El operador se interpuso entre los dos y enfocó con la Arriflex. Olympia estaba en la puerta, totalmente silenciosa.

—¿Por qué tiene los ojos cerrados? —preguntó la script.

—Estaba tocando el piano y lo hacía estupendamente. Lo recuerdo sentado allí y tocando las teclas con los dedos delgados. Practicaba horas seguidas.

Recordaba verdaderamente los ojos negros y las facciones afiebradas y enfermizas de su primo. Mientra sus padres tomaban el té en el salón mirando el jacinto en flor y los espinos y hablando de los viajes por el África, ella y él se escapaban en silencio...

Jeanne abrió la ventana y señaló el patio trasero.

—Esos dos árboles —dijo—, el castaño y el platanus; allí era donde nos sentábamos. Cada uno tenía su propio árbol y nos mirábamos. Mi primo me parecía un santo.

Tomó a Tom de la mano y lo llevó hasta el patio.

—¿No son hermosos? —preguntó y señaló el lugar lleno de maleza y de hierbas. Pero Jeanne no las vio porque estaba recordando lo que había sido; estaba mirando por encima de todo, y no podía ver el deterioro que la rodeaba.

—¿No son hermosos? —repitió como si Tom no lo pudiera ver por sí mismo—. Para mí, esos árboles eran como una selva verdadera.

Qué fácil le resultaba idealizar a Tom. Sus entusiasmos y sus desilusiones alentaban a Jeanne y la impulsaban a meterse en su propia fantasía. Pero no pudo proseguir. La realidad se puso a su alrededor tan masiva como una nubes tormentosas y los aspectos más sórdidos de su infancia clamaron por ser revelados.

Olympia se aproximó con una foto del coronel en la mano como si fuera un icono.

—¡El coronel era un hombre espléndido! —dijo a quien quisiera escucharle e intentó que el operador enfocara lo que ella consideraba lo más importante de la villa.

—Hasta me asustaba —admitió.

Jeanne volvió a contemplar la foto y recordó el miedo que había sentido siempre que él estaba enojado. De pronto pensó en Paul, en su orgullo y fortaleza y quiso estar a su lado. Miró a su alrededor y por primera vez se percató de que la villa necesitaba pintura, de la erosión en un rincón del jardín, de muro agrietado, de las hierbas y a la vista a distancia de los techos de cartón alquitranado.

—En mi tiempo no había nada de eso —dijo con disgusto, entrando en la maleza seguida por el equipo de filmación.

Se sintió castigada y de una manera engañada por esta visita y cuando descubrió a media docena de niños de piel oscura de cuclillas entre las moras, defecando, se enfureció como si la estuvieran violando.

—¿Qué están haciendo? —les gritó mientras ellos se subían los pantalones y huían.

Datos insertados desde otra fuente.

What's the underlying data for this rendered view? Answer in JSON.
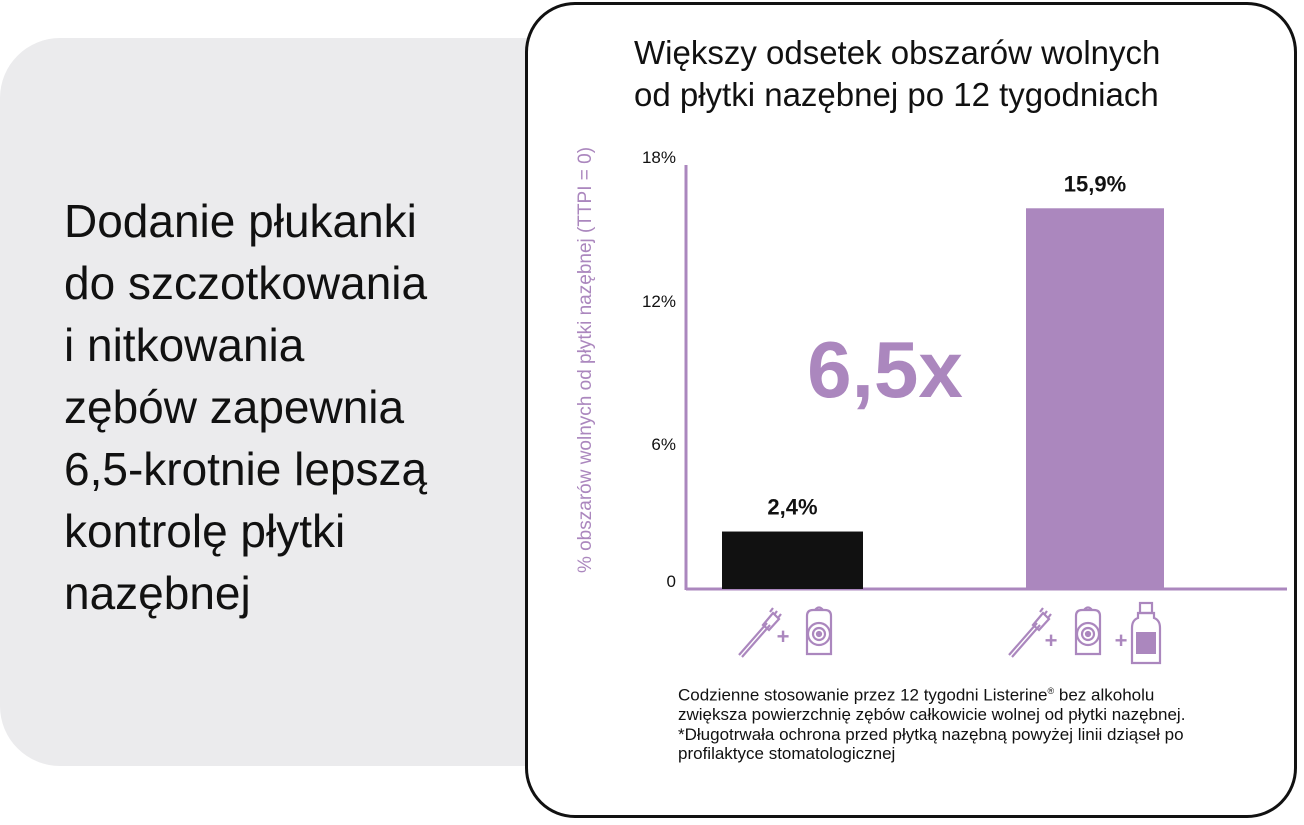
{
  "headline": {
    "lines": [
      "Dodanie płukanki",
      "do szczotkowania",
      "i nitkowania",
      "zębów zapewnia",
      "6,5-krotnie lepszą",
      "kontrolę płytki",
      "nazębnej"
    ]
  },
  "footnote": {
    "line1_a": "Codzienne stosowanie przez 12 tygodni Listerine",
    "line1_reg": "®",
    "line1_b": " bez alkoholu",
    "line2": "zwiększa powierzchnię zębów całkowicie wolnej od płytki nazębnej.",
    "line3": "*Długotrwała ochrona przed płytką nazębną powyżej linii dziąseł po",
    "line4": "profilaktyce stomatologicznej"
  },
  "colors": {
    "accent": "#ab87be",
    "bar_dark": "#111111"
  },
  "chart_data": {
    "type": "bar",
    "title_lines": [
      "Większy odsetek obszarów wolnych",
      "od płytki nazębnej po 12 tygodniach"
    ],
    "ylabel": "% obszarów wolnych od płytki nazębnej (TTPI = 0)",
    "xlabel": "",
    "ylim": [
      0,
      18
    ],
    "yticks": [
      {
        "value": 0,
        "label": "0"
      },
      {
        "value": 6,
        "label": "6%"
      },
      {
        "value": 12,
        "label": "12%"
      },
      {
        "value": 18,
        "label": "18%"
      }
    ],
    "categories": [
      {
        "icons": [
          "toothbrush-icon",
          "floss-icon"
        ]
      },
      {
        "icons": [
          "toothbrush-icon",
          "floss-icon",
          "mouthwash-bottle-icon"
        ]
      }
    ],
    "values": [
      2.4,
      15.9
    ],
    "value_labels": [
      "2,4%",
      "15,9%"
    ],
    "bar_colors": [
      "#111111",
      "#ab87be"
    ],
    "annotation": "6,5x",
    "grid": false
  }
}
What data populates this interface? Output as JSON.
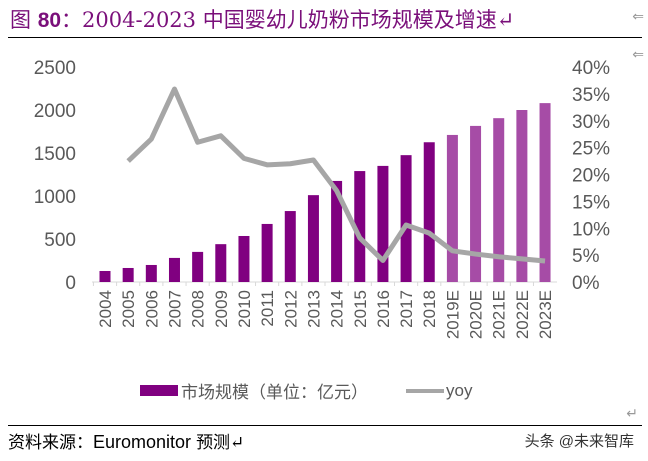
{
  "title": {
    "prefix": "图",
    "number": "80",
    "colon": "：",
    "text": "2004-2023 中国婴幼儿奶粉市场规模及增速↵"
  },
  "source": {
    "label": "资料来源：",
    "org": "Euromonitor",
    "note": "预测↵"
  },
  "watermark": "头条 @未来智库",
  "chart_data": {
    "type": "bar+line",
    "categories": [
      "2004",
      "2005",
      "2006",
      "2007",
      "2008",
      "2009",
      "2010",
      "2011",
      "2012",
      "2013",
      "2014",
      "2015",
      "2016",
      "2017",
      "2018",
      "2019E",
      "2020E",
      "2021E",
      "2022E",
      "2023E"
    ],
    "series": [
      {
        "name": "市场规模（单位：亿元）",
        "type": "bar",
        "axis": "left",
        "color": "#800080",
        "forecast_color": "#a64ca6",
        "values": [
          128,
          163,
          198,
          280,
          350,
          440,
          535,
          675,
          825,
          1010,
          1175,
          1290,
          1350,
          1475,
          1625,
          1710,
          1815,
          1905,
          2000,
          2080
        ]
      },
      {
        "name": "yoy",
        "type": "line",
        "axis": "right",
        "color": "#a6a6a6",
        "values": [
          null,
          22.5,
          26.6,
          35.9,
          26.0,
          27.2,
          23.0,
          21.8,
          22.0,
          22.7,
          17.0,
          8.2,
          4.0,
          10.6,
          9.1,
          5.8,
          5.2,
          4.7,
          4.3,
          3.9
        ]
      }
    ],
    "y_left": {
      "ylim": [
        0,
        2500
      ],
      "ticks": [
        "0",
        "500",
        "1000",
        "1500",
        "2000",
        "2500"
      ]
    },
    "y_right": {
      "ylim": [
        0,
        40
      ],
      "ticks": [
        "0%",
        "5%",
        "10%",
        "15%",
        "20%",
        "25%",
        "30%",
        "35%",
        "40%"
      ]
    },
    "grid": false,
    "legend": "bottom"
  }
}
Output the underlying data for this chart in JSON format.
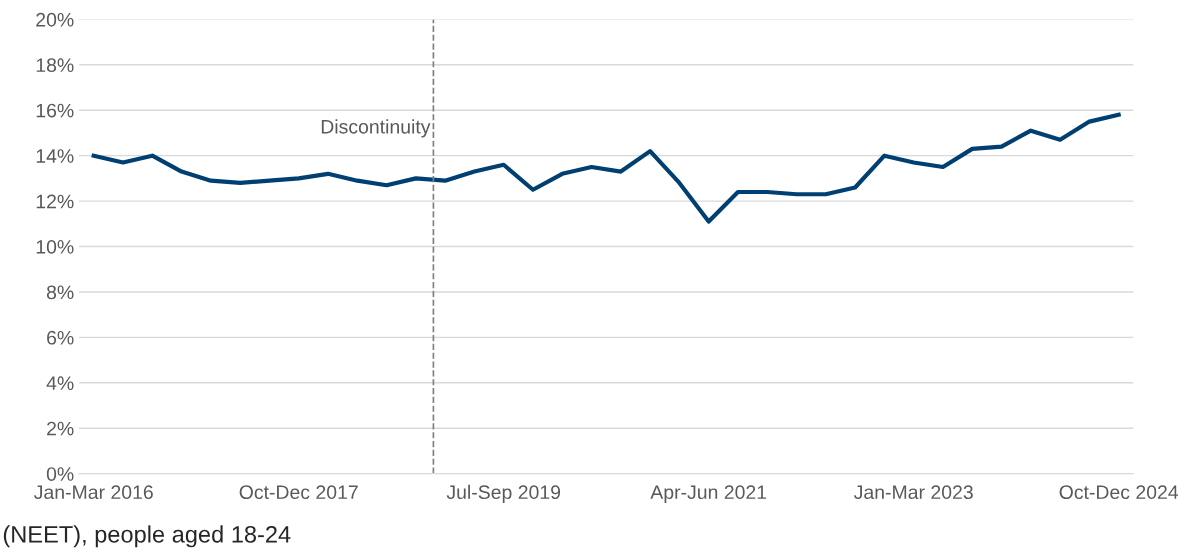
{
  "chart_data": {
    "type": "line",
    "categories": [
      "Jan-Mar 2016",
      null,
      null,
      null,
      null,
      null,
      null,
      "Oct-Dec 2017",
      null,
      null,
      null,
      null,
      null,
      null,
      "Jul-Sep 2019",
      null,
      null,
      null,
      null,
      null,
      null,
      "Apr-Jun 2021",
      null,
      null,
      null,
      null,
      null,
      null,
      "Jan-Mar 2023",
      null,
      null,
      null,
      null,
      null,
      null,
      "Oct-Dec 2024"
    ],
    "series": [
      {
        "color": "#003f72",
        "values": [
          14.0,
          13.7,
          14.0,
          13.3,
          12.9,
          12.8,
          12.9,
          13.0,
          13.2,
          12.9,
          12.7,
          13.0,
          12.9,
          13.3,
          13.6,
          12.5,
          13.2,
          13.5,
          13.3,
          14.2,
          12.8,
          11.1,
          12.4,
          12.4,
          12.3,
          12.3,
          12.6,
          14.0,
          13.7,
          13.5,
          14.3,
          14.4,
          15.1,
          14.7,
          15.5,
          15.8
        ]
      }
    ],
    "ylim": [
      0,
      20
    ],
    "yticks": [
      {
        "value": 0,
        "label": "0%"
      },
      {
        "value": 2,
        "label": "2%"
      },
      {
        "value": 4,
        "label": "4%"
      },
      {
        "value": 6,
        "label": "6%"
      },
      {
        "value": 8,
        "label": "8%"
      },
      {
        "value": 10,
        "label": "10%"
      },
      {
        "value": 12,
        "label": "12%"
      },
      {
        "value": 14,
        "label": "14%"
      },
      {
        "value": 16,
        "label": "16%"
      },
      {
        "value": 18,
        "label": "18%"
      },
      {
        "value": 20,
        "label": "20%"
      }
    ],
    "grid": "y",
    "annotations": [
      "Discontinuity",
      "(NEET), people aged 18-24"
    ]
  }
}
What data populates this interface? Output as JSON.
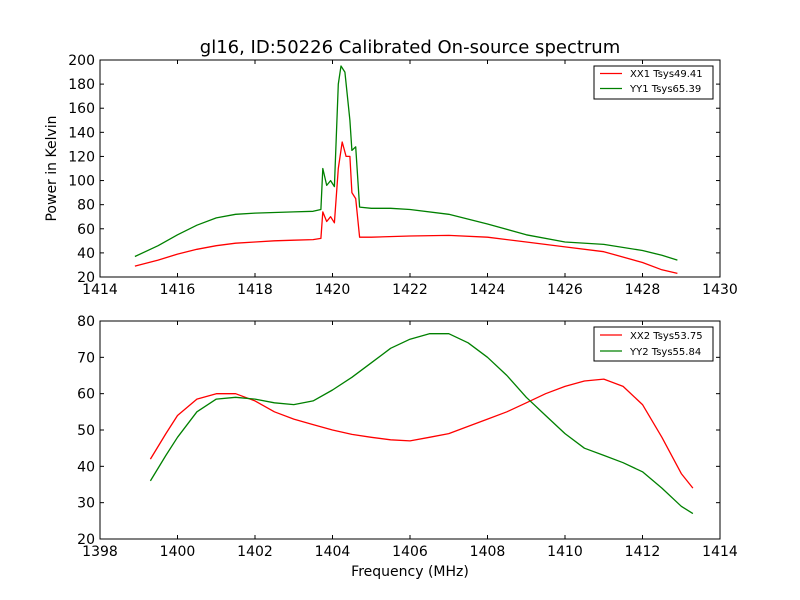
{
  "chart_data": [
    {
      "type": "line",
      "title": "gl16, ID:50226 Calibrated On-source spectrum",
      "xlabel": "",
      "ylabel": "Power in Kelvin",
      "xlim": [
        1414,
        1430
      ],
      "ylim": [
        20,
        200
      ],
      "xticks": [
        "1414",
        "1416",
        "1418",
        "1420",
        "1422",
        "1424",
        "1426",
        "1428",
        "1430"
      ],
      "yticks": [
        "20",
        "40",
        "60",
        "80",
        "100",
        "120",
        "140",
        "160",
        "180",
        "200"
      ],
      "grid": false,
      "legend_position": "top-right",
      "series": [
        {
          "name": "XX1 Tsys49.41",
          "color": "#ff0000",
          "points": [
            [
              1414.9,
              29
            ],
            [
              1415.5,
              34
            ],
            [
              1416,
              39
            ],
            [
              1416.5,
              43
            ],
            [
              1417,
              46
            ],
            [
              1417.5,
              48
            ],
            [
              1418,
              49
            ],
            [
              1418.5,
              50
            ],
            [
              1419,
              50.5
            ],
            [
              1419.5,
              51
            ],
            [
              1419.7,
              52
            ],
            [
              1419.75,
              74
            ],
            [
              1419.85,
              66
            ],
            [
              1419.95,
              70
            ],
            [
              1420.05,
              65
            ],
            [
              1420.15,
              110
            ],
            [
              1420.25,
              132
            ],
            [
              1420.35,
              120
            ],
            [
              1420.45,
              120
            ],
            [
              1420.5,
              90
            ],
            [
              1420.6,
              85
            ],
            [
              1420.7,
              53
            ],
            [
              1421,
              53
            ],
            [
              1422,
              54
            ],
            [
              1423,
              54.5
            ],
            [
              1424,
              53
            ],
            [
              1425,
              49
            ],
            [
              1426,
              45
            ],
            [
              1427,
              41
            ],
            [
              1428,
              32
            ],
            [
              1428.5,
              26
            ],
            [
              1428.9,
              23
            ]
          ]
        },
        {
          "name": "YY1 Tsys65.39",
          "color": "#008000",
          "points": [
            [
              1414.9,
              37
            ],
            [
              1415.5,
              46
            ],
            [
              1416,
              55
            ],
            [
              1416.5,
              63
            ],
            [
              1417,
              69
            ],
            [
              1417.5,
              72
            ],
            [
              1418,
              73
            ],
            [
              1418.5,
              73.5
            ],
            [
              1419,
              74
            ],
            [
              1419.5,
              74.5
            ],
            [
              1419.7,
              76
            ],
            [
              1419.75,
              110
            ],
            [
              1419.85,
              96
            ],
            [
              1419.95,
              100
            ],
            [
              1420.05,
              95
            ],
            [
              1420.15,
              180
            ],
            [
              1420.22,
              195
            ],
            [
              1420.32,
              190
            ],
            [
              1420.45,
              150
            ],
            [
              1420.5,
              125
            ],
            [
              1420.6,
              128
            ],
            [
              1420.7,
              78
            ],
            [
              1421,
              77
            ],
            [
              1421.5,
              77
            ],
            [
              1422,
              76
            ],
            [
              1423,
              72
            ],
            [
              1424,
              64
            ],
            [
              1425,
              55
            ],
            [
              1426,
              49
            ],
            [
              1427,
              47
            ],
            [
              1428,
              42
            ],
            [
              1428.5,
              38
            ],
            [
              1428.9,
              34
            ]
          ]
        }
      ]
    },
    {
      "type": "line",
      "title": "",
      "xlabel": "Frequency (MHz)",
      "ylabel": "",
      "xlim": [
        1398,
        1414
      ],
      "ylim": [
        20,
        80
      ],
      "xticks": [
        "1398",
        "1400",
        "1402",
        "1404",
        "1406",
        "1408",
        "1410",
        "1412",
        "1414"
      ],
      "yticks": [
        "20",
        "30",
        "40",
        "50",
        "60",
        "70",
        "80"
      ],
      "grid": false,
      "legend_position": "top-right",
      "series": [
        {
          "name": "XX2 Tsys53.75",
          "color": "#ff0000",
          "points": [
            [
              1399.3,
              42
            ],
            [
              1399.7,
              49
            ],
            [
              1400,
              54
            ],
            [
              1400.5,
              58.5
            ],
            [
              1401,
              60
            ],
            [
              1401.5,
              60
            ],
            [
              1402,
              58
            ],
            [
              1402.5,
              55
            ],
            [
              1403,
              53
            ],
            [
              1403.5,
              51.5
            ],
            [
              1404,
              50
            ],
            [
              1404.5,
              48.8
            ],
            [
              1405,
              48
            ],
            [
              1405.5,
              47.3
            ],
            [
              1406,
              47
            ],
            [
              1406.5,
              48
            ],
            [
              1407,
              49
            ],
            [
              1407.5,
              51
            ],
            [
              1408,
              53
            ],
            [
              1408.5,
              55
            ],
            [
              1409,
              57.5
            ],
            [
              1409.5,
              60
            ],
            [
              1410,
              62
            ],
            [
              1410.5,
              63.5
            ],
            [
              1411,
              64
            ],
            [
              1411.5,
              62
            ],
            [
              1412,
              57
            ],
            [
              1412.5,
              48
            ],
            [
              1413,
              38
            ],
            [
              1413.3,
              34
            ]
          ]
        },
        {
          "name": "YY2 Tsys55.84",
          "color": "#008000",
          "points": [
            [
              1399.3,
              36
            ],
            [
              1399.7,
              43
            ],
            [
              1400,
              48
            ],
            [
              1400.5,
              55
            ],
            [
              1401,
              58.5
            ],
            [
              1401.5,
              59
            ],
            [
              1402,
              58.5
            ],
            [
              1402.5,
              57.5
            ],
            [
              1403,
              57
            ],
            [
              1403.5,
              58
            ],
            [
              1404,
              61
            ],
            [
              1404.5,
              64.5
            ],
            [
              1405,
              68.5
            ],
            [
              1405.5,
              72.5
            ],
            [
              1406,
              75
            ],
            [
              1406.5,
              76.5
            ],
            [
              1407,
              76.5
            ],
            [
              1407.5,
              74
            ],
            [
              1408,
              70
            ],
            [
              1408.5,
              65
            ],
            [
              1409,
              59
            ],
            [
              1409.5,
              54
            ],
            [
              1410,
              49
            ],
            [
              1410.5,
              45
            ],
            [
              1411,
              43
            ],
            [
              1411.5,
              41
            ],
            [
              1412,
              38.5
            ],
            [
              1412.5,
              34
            ],
            [
              1413,
              29
            ],
            [
              1413.3,
              27
            ]
          ]
        }
      ]
    }
  ]
}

Jeanne tomo del brazo a unos de los chicos y lo zarandeó. Sus ropas apenas eran algo más que trapos y el chico temblaba mientras trataba de patearla en la espinilla. Jeanne vio que Olympia levantaba del suelo un palo y se acercaba rápidamente por el matorral, el operador corriendo junto a ella para mantenerla en foco.

—¿No tienes otro lugar para ir a hacer eso aparte de mi bosque? —preguntó Jeanne al chico y se dio cuenta de que éste no la podía comprender.

—Corre —dijo ella—. ¡Lárgate de aquí!

El chico disparó y salto por encima del muro como un animal.

—¡Si te pesco, te colgaré —gritó Olympia. Vete a cagar a tu propio país, miserable.

Olympia levantó una piedra y la arrojó inútilmente contra los intrusos.

—Africanos —dijo con tono de disgusto—, ya ni siquiera se puede vivir en la propia casa.

Jeanne dio media vuelta y miró a su alrededor y se dijo a sí misma: «Envejecer es un crimen.»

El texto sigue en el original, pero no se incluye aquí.